Luego de un año funesto en Buenos Aires, que minó bastante mi salud, en el que alquilé un departamento en una torre alta, piso doce, por mil quinientos dólares al mes, y del que algunas noches estuve tentado de saltar al vacío porque no podía dormir, regresé a la isla y alquilé una casa nueva por cinco mil al mes, renta que podía pagar gracias a que volví a la televisión, al canal en el que, nueve años después, sigo trabajando, y del que fui casi fundador. En esa casa encontré también la manera de ser feliz, aunque abusé bastante de las pastillas, y cuando quise comprarla me pidieron millón y medio, pero no tenía la plata, no quise endeudarme y seguí alquilándola. La alquilé cuatro años, luego me fui un año a Bogotá, donde viví en un hotel coqueto que costaba cinco mil dólares al mes y donde me atendían como un principito, y luego, hace casi cinco años, volví a la isla, ya con la intención de quedarme hasta el final. Como había ahorrado lenta y laboriosamente los veinte largos años, del 90 al 2010, en que fui inquilino y huésped de hoteles, pude comprar una casa en la isla, esta casa en la que ahora escribo.
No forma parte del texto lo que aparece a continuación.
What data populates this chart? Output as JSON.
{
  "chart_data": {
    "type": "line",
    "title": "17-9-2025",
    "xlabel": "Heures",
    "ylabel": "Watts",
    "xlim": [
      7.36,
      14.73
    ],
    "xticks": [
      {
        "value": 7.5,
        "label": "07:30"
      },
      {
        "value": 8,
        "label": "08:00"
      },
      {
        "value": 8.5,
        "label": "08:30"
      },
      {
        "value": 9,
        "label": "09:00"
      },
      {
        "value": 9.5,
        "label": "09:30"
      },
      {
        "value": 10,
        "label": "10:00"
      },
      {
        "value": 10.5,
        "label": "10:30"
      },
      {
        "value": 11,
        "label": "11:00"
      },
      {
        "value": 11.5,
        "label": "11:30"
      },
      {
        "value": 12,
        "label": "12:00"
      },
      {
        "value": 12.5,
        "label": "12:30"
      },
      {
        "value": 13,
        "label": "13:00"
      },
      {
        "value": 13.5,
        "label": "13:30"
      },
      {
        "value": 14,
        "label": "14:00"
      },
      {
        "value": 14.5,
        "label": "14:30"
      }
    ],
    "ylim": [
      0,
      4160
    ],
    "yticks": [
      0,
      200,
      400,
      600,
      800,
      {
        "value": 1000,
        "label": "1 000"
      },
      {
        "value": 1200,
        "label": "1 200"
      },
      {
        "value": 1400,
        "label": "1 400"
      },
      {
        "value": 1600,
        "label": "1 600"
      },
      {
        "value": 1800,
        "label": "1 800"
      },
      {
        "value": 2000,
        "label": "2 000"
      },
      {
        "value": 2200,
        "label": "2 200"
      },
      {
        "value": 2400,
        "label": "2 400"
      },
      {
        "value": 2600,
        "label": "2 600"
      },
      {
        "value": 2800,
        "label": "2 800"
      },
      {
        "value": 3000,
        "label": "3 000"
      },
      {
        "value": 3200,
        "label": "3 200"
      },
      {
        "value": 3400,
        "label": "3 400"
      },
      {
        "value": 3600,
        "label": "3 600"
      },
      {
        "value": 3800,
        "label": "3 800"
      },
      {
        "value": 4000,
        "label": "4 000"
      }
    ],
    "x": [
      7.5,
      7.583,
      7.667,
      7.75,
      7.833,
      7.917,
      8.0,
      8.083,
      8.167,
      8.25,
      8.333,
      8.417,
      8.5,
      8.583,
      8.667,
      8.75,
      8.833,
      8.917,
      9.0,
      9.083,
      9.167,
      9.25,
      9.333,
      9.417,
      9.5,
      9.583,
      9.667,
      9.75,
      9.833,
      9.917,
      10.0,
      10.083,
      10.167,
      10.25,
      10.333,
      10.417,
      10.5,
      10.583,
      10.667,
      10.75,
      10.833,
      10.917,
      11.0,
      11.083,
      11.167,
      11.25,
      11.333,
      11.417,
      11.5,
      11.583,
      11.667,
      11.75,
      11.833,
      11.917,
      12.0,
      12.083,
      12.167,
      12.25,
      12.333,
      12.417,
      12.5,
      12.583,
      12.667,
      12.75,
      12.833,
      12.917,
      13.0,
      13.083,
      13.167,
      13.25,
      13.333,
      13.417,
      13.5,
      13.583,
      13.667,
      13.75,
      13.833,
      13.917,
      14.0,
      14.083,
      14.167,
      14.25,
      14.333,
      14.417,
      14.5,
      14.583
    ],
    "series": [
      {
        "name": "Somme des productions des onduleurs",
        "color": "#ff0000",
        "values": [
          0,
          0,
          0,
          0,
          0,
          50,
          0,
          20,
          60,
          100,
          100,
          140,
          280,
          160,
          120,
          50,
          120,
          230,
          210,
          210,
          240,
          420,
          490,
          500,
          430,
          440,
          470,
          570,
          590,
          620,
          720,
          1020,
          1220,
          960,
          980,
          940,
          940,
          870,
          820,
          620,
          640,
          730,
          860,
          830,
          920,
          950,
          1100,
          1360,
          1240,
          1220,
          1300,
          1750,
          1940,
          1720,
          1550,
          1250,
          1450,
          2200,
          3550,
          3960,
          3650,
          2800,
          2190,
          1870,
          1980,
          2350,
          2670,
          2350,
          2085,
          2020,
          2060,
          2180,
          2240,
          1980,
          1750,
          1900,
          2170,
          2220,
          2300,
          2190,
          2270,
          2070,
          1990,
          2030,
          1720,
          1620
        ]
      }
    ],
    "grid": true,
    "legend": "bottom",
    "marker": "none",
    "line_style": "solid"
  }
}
Fue la mejor inversión de mi vida, no solo porque en ella he sido inexplicable e inesperadamente feliz, disfrutando de todos los días con sus noches de la calma, el aire puro, las tardes en la piscina, las noches caminando o en bicicleta, sino porque, en menos de cinco años, el valor de la casa ha subido setenta por ciento, es decir que cada año, sin trabajar, y gozando de la casa, ganaba, por la apreciación de la propiedad, casi tanto como en la televisión.

Si fuera menos tonto, habría comprado la casa de los argentinos, que costaba un millón hace quince años y ahora cuesta tres, o la del médico cubano, que costaba un millón hace diez años y ahora cuesta más del doble. No conviene hacer los números de cuánta plata he gastado en alquileres desde que me fui del Perú el año 90 hasta que por fin compré (digamos un millón en veinte años). Me consuela saber que cuando por fin compré, no tuve que endeudarme, negocié bien, compré en un gran momento, con el mercado a la baja, deprimido, y ahora estoy sentado en una casa que, en apenas cinco años, vale casi el doble, y sin la menor intención de irme a ninguna parte, salvo a una funeraria de la Calle Ocho, cuando sea inescapable morir.